No Rio Grande do Norte, os recursos alocados para segurança ultrapassaram em 4.520 vezes os valores direcionados ao esporte e lazer e foram 344 vezes maiores que os destinados a habitação e moradia. No Amapá, um dos estados mais violentos do país, os gastos com segurança pública superaram em 246 vezes os recursos destinados ao meio ambiente.

A mudança de foco de recursos tem impacto direto na desigualdade social. Segundo Joana Monteiro, da FGV Ebape, a violência compromete o acesso à educação de qualidade e perpetua a pobreza.

"A falta de oportunidades econômicas e a perda de emprego levam muitas pessoas a se envolverem em atividades criminosas, criando um ciclo vicioso entre violência e pobreza", afirma.

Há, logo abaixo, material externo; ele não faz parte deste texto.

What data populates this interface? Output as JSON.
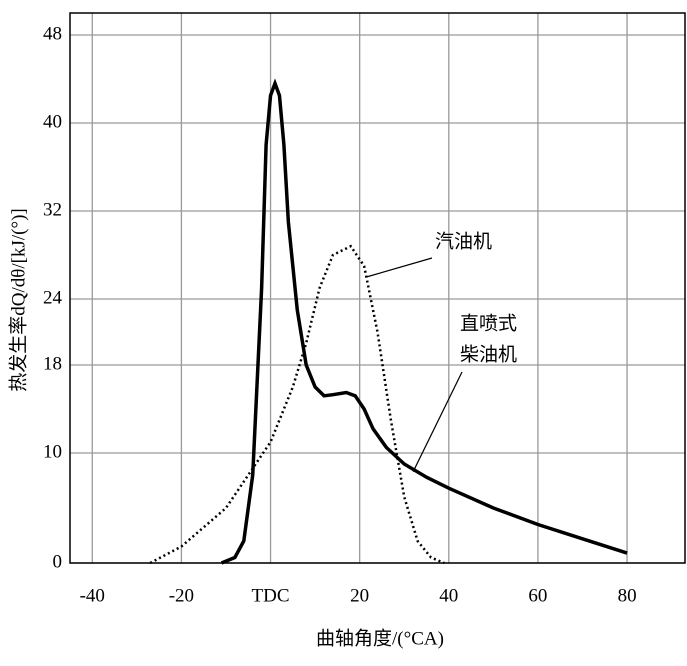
{
  "chart_data": {
    "type": "line",
    "x_label": "曲轴角度/(°CA)",
    "y_label": "热发生率dQ/dθ/[kJ/(°)]",
    "xlim": [
      -45,
      93
    ],
    "ylim": [
      0,
      50
    ],
    "xticks": [
      -40,
      -20,
      {
        "value": 0,
        "label": "TDC"
      },
      20,
      40,
      60,
      80
    ],
    "yticks": [
      0,
      10,
      18,
      24,
      32,
      40,
      48
    ],
    "grid": true,
    "series": [
      {
        "name": [
          "汽油机"
        ],
        "color": "#000000",
        "style": "dotted",
        "x": [
          -27,
          -20,
          -10,
          -5,
          0,
          5,
          8,
          11,
          14,
          18,
          21,
          24,
          27,
          30,
          33,
          36,
          39
        ],
        "values": [
          0,
          1.5,
          5,
          8,
          11,
          16,
          20,
          25,
          28,
          28.8,
          27,
          21,
          13,
          6,
          2,
          0.5,
          0
        ]
      },
      {
        "name": [
          "直喷式",
          "柴油机"
        ],
        "color": "#000000",
        "style": "solid",
        "x": [
          -11,
          -8,
          -6,
          -4,
          -2,
          -1,
          0,
          1,
          2,
          3,
          4,
          6,
          8,
          10,
          12,
          14,
          17,
          19,
          21,
          23,
          26,
          30,
          35,
          40,
          50,
          60,
          70,
          80
        ],
        "values": [
          0,
          0.5,
          2,
          8,
          25,
          38,
          42.5,
          43.6,
          42.5,
          38,
          31,
          23,
          18,
          16,
          15.2,
          15.3,
          15.5,
          15.2,
          14,
          12.2,
          10.5,
          9,
          7.8,
          6.8,
          5,
          3.5,
          2.2,
          0.9
        ]
      }
    ]
  }
}
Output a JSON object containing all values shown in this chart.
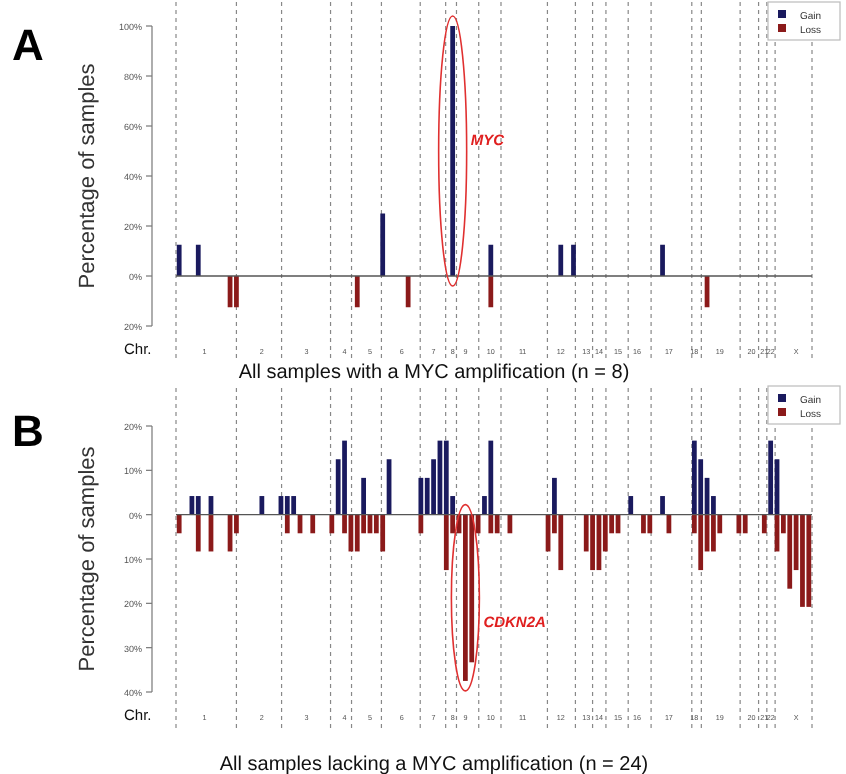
{
  "chart_data": [
    {
      "type": "bar",
      "title": "A",
      "xlabel": "All samples with a MYC amplification  (n = 8)",
      "ylabel": "Percentage of samples",
      "annotations": [
        "Chr.",
        {
          "text": "MYC",
          "x": "8",
          "y": 55
        }
      ],
      "categories": [
        null,
        null,
        null,
        null,
        "1",
        null,
        null,
        null,
        null,
        null,
        null,
        null,
        null,
        "2",
        null,
        null,
        null,
        null,
        null,
        null,
        "3",
        null,
        null,
        null,
        null,
        null,
        "4",
        null,
        null,
        null,
        "5",
        null,
        null,
        null,
        null,
        "6",
        null,
        null,
        null,
        null,
        "7",
        null,
        null,
        "8",
        null,
        "9",
        null,
        null,
        null,
        "10",
        null,
        null,
        null,
        null,
        "11",
        null,
        null,
        null,
        null,
        null,
        "12",
        null,
        null,
        null,
        "13",
        null,
        "14",
        null,
        null,
        "15",
        null,
        null,
        "16",
        null,
        null,
        null,
        null,
        "17",
        null,
        null,
        null,
        "18",
        null,
        null,
        null,
        "19",
        null,
        null,
        null,
        null,
        "20",
        null,
        "21",
        "22",
        null,
        null,
        null,
        "X",
        null,
        null
      ],
      "ylim": [
        -20,
        100
      ],
      "yticks": [
        {
          "value": -20,
          "label": "20%"
        },
        {
          "value": 0,
          "label": "0%"
        },
        {
          "value": 20,
          "label": "20%"
        },
        {
          "value": 40,
          "label": "40%"
        },
        {
          "value": 60,
          "label": "60%"
        },
        {
          "value": 80,
          "label": "80%"
        },
        {
          "value": 100,
          "label": "100%"
        }
      ],
      "legend": "top right",
      "series": [
        {
          "name": "Gain",
          "color": "#1a1a5e",
          "values": [
            12.5,
            null,
            null,
            12.5,
            null,
            null,
            null,
            null,
            null,
            null,
            null,
            null,
            null,
            null,
            null,
            null,
            null,
            null,
            null,
            null,
            null,
            null,
            null,
            null,
            null,
            null,
            null,
            null,
            null,
            null,
            null,
            null,
            25,
            null,
            null,
            null,
            null,
            null,
            null,
            null,
            null,
            null,
            null,
            100,
            null,
            null,
            null,
            null,
            null,
            12.5,
            null,
            null,
            null,
            null,
            null,
            null,
            null,
            null,
            null,
            null,
            12.5,
            null,
            12.5,
            null,
            null,
            null,
            null,
            null,
            null,
            null,
            null,
            null,
            null,
            null,
            null,
            null,
            12.5,
            null,
            null,
            null,
            null,
            null,
            null,
            null,
            null,
            null,
            null,
            null,
            null,
            null,
            null,
            null,
            null,
            null,
            null,
            null,
            null,
            null,
            null,
            null
          ]
        },
        {
          "name": "Loss",
          "color": "#8b1a1a",
          "values": [
            null,
            null,
            null,
            null,
            null,
            null,
            null,
            null,
            -12.5,
            -12.5,
            null,
            null,
            null,
            null,
            null,
            null,
            null,
            null,
            null,
            null,
            null,
            null,
            null,
            null,
            null,
            null,
            null,
            null,
            -12.5,
            null,
            null,
            null,
            null,
            null,
            null,
            null,
            -12.5,
            null,
            null,
            null,
            null,
            null,
            null,
            null,
            null,
            null,
            null,
            null,
            null,
            -12.5,
            null,
            null,
            null,
            null,
            null,
            null,
            null,
            null,
            null,
            null,
            null,
            null,
            null,
            null,
            null,
            null,
            null,
            null,
            null,
            null,
            null,
            null,
            null,
            null,
            null,
            null,
            null,
            null,
            null,
            null,
            null,
            null,
            null,
            -12.5,
            null,
            null,
            null,
            null,
            null,
            null,
            null,
            null,
            null,
            null,
            null,
            null,
            null,
            null,
            null,
            null
          ]
        }
      ]
    },
    {
      "type": "bar",
      "title": "B",
      "xlabel": "All samples lacking a MYC amplification  (n = 24)",
      "ylabel": "Percentage of samples",
      "annotations": [
        "Chr.",
        {
          "text": "CDKN2A",
          "x": "9",
          "y": -24
        }
      ],
      "categories": [
        null,
        null,
        null,
        null,
        "1",
        null,
        null,
        null,
        null,
        null,
        null,
        null,
        null,
        "2",
        null,
        null,
        null,
        null,
        null,
        null,
        "3",
        null,
        null,
        null,
        null,
        null,
        "4",
        null,
        null,
        null,
        "5",
        null,
        null,
        null,
        null,
        "6",
        null,
        null,
        null,
        null,
        "7",
        null,
        null,
        "8",
        null,
        "9",
        null,
        null,
        null,
        "10",
        null,
        null,
        null,
        null,
        "11",
        null,
        null,
        null,
        null,
        null,
        "12",
        null,
        null,
        null,
        "13",
        null,
        "14",
        null,
        null,
        "15",
        null,
        null,
        "16",
        null,
        null,
        null,
        null,
        "17",
        null,
        null,
        null,
        "18",
        null,
        null,
        null,
        "19",
        null,
        null,
        null,
        null,
        "20",
        null,
        "21",
        "22",
        null,
        null,
        null,
        "X",
        null,
        null
      ],
      "ylim": [
        -40,
        20
      ],
      "yticks": [
        {
          "value": -40,
          "label": "40%"
        },
        {
          "value": -30,
          "label": "30%"
        },
        {
          "value": -20,
          "label": "20%"
        },
        {
          "value": -10,
          "label": "10%"
        },
        {
          "value": 0,
          "label": "0%"
        },
        {
          "value": 10,
          "label": "10%"
        },
        {
          "value": 20,
          "label": "20%"
        }
      ],
      "legend": "top right",
      "series": [
        {
          "name": "Gain",
          "color": "#1a1a5e",
          "values": [
            null,
            null,
            4.2,
            4.2,
            null,
            4.2,
            null,
            null,
            null,
            null,
            null,
            null,
            null,
            4.2,
            null,
            null,
            4.2,
            4.2,
            4.2,
            null,
            null,
            null,
            null,
            null,
            null,
            12.5,
            16.7,
            null,
            null,
            8.3,
            null,
            null,
            null,
            12.5,
            null,
            null,
            null,
            null,
            8.3,
            8.3,
            12.5,
            16.7,
            16.7,
            4.2,
            null,
            null,
            null,
            null,
            4.2,
            16.7,
            null,
            null,
            null,
            null,
            null,
            null,
            null,
            null,
            null,
            8.3,
            null,
            null,
            null,
            null,
            null,
            null,
            null,
            null,
            null,
            null,
            null,
            4.2,
            null,
            null,
            null,
            null,
            4.2,
            null,
            null,
            null,
            null,
            16.7,
            12.5,
            8.3,
            4.2,
            null,
            null,
            null,
            null,
            null,
            null,
            null,
            null,
            16.7,
            12.5,
            null,
            null,
            null,
            null,
            null
          ]
        },
        {
          "name": "Loss",
          "color": "#8b1a1a",
          "values": [
            -4.2,
            null,
            null,
            -8.3,
            null,
            -8.3,
            null,
            null,
            -8.3,
            -4.2,
            null,
            null,
            null,
            null,
            null,
            null,
            null,
            -4.2,
            null,
            -4.2,
            null,
            -4.2,
            null,
            null,
            -4.2,
            null,
            -4.2,
            -8.3,
            -8.3,
            -4.2,
            -4.2,
            -4.2,
            -8.3,
            null,
            null,
            null,
            null,
            null,
            -4.2,
            null,
            null,
            null,
            -12.5,
            -4.2,
            -4.2,
            -37.5,
            -33.3,
            -4.2,
            null,
            -4.2,
            -4.2,
            null,
            -4.2,
            null,
            null,
            null,
            null,
            null,
            -8.3,
            -4.2,
            -12.5,
            null,
            null,
            null,
            -8.3,
            -12.5,
            -12.5,
            -8.3,
            -4.2,
            -4.2,
            null,
            null,
            null,
            -4.2,
            -4.2,
            null,
            null,
            -4.2,
            null,
            null,
            null,
            -4.2,
            -12.5,
            -8.3,
            -8.3,
            -4.2,
            null,
            null,
            -4.2,
            -4.2,
            null,
            null,
            -4.2,
            null,
            -8.3,
            -4.2,
            -16.7,
            -12.5,
            -20.8,
            -20.8
          ]
        }
      ]
    }
  ]
}
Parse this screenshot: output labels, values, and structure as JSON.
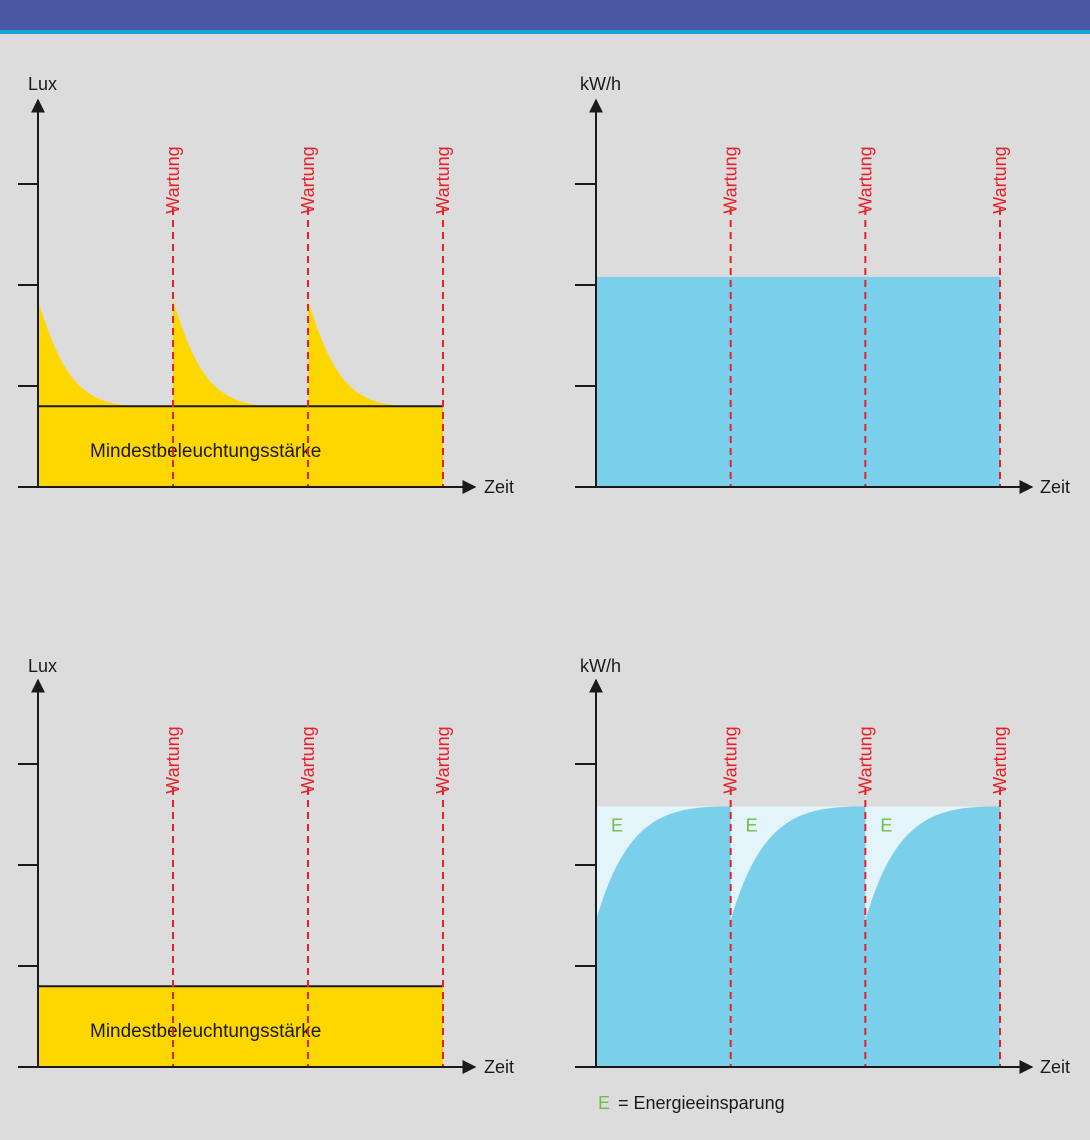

Custos diretos são apenas a "ponta do iceberg" dos problemas com a violência

Os custos diretos com a violência e o crime representam apenas a "ponta do iceberg", limitando uma expansão econômica mais robusta e restringindo melhores condições para o desenvolvimento do país. A insegurança reduz investimentos, a produtividade empresarial e incentiva a migração, resultando em perda de capital humano.

Um dos setores mais afetados é o turismo, que tem alto potencial de crescimento no país. Capitais como Fortaleza, Recife e Salvador estão entre as mais violentas do país, desestimulando a chegada de mais visitantes e limitando o crescimento econômico.

Duas cidades na região de Salvador estão entre as cinco com maiores índices de roubo e furto de celulares. A capital baiana é a oitava em mortes causadas pela polícia, e dois dos municípios mais violentos em homicídios estão na sua região metropolitana.

Estudos do BID também mostram que maiores taxas de homicídios inibem o investimento estrangeiro, especialmente em setores de alta tecnologia e capital intensivo. A criminalidade também reduz a produtividade e a capacidade de inovação das empresas. Segundo Paul Bisca, consultor do Banco Mundial, a percepção do crime como um obstáculo grave pode reduzir a produtividade empresarial em até 9%.

A violência também incentiva a emigração, agravando a perda de talentos e capital humano. Em países da América Central com características socioeconômicas similares às do Brasil, taxas elevadas de homicídios estão associadas a maiores índices de emigração, o que prejudica o desenvolvimento econômico de longo prazo.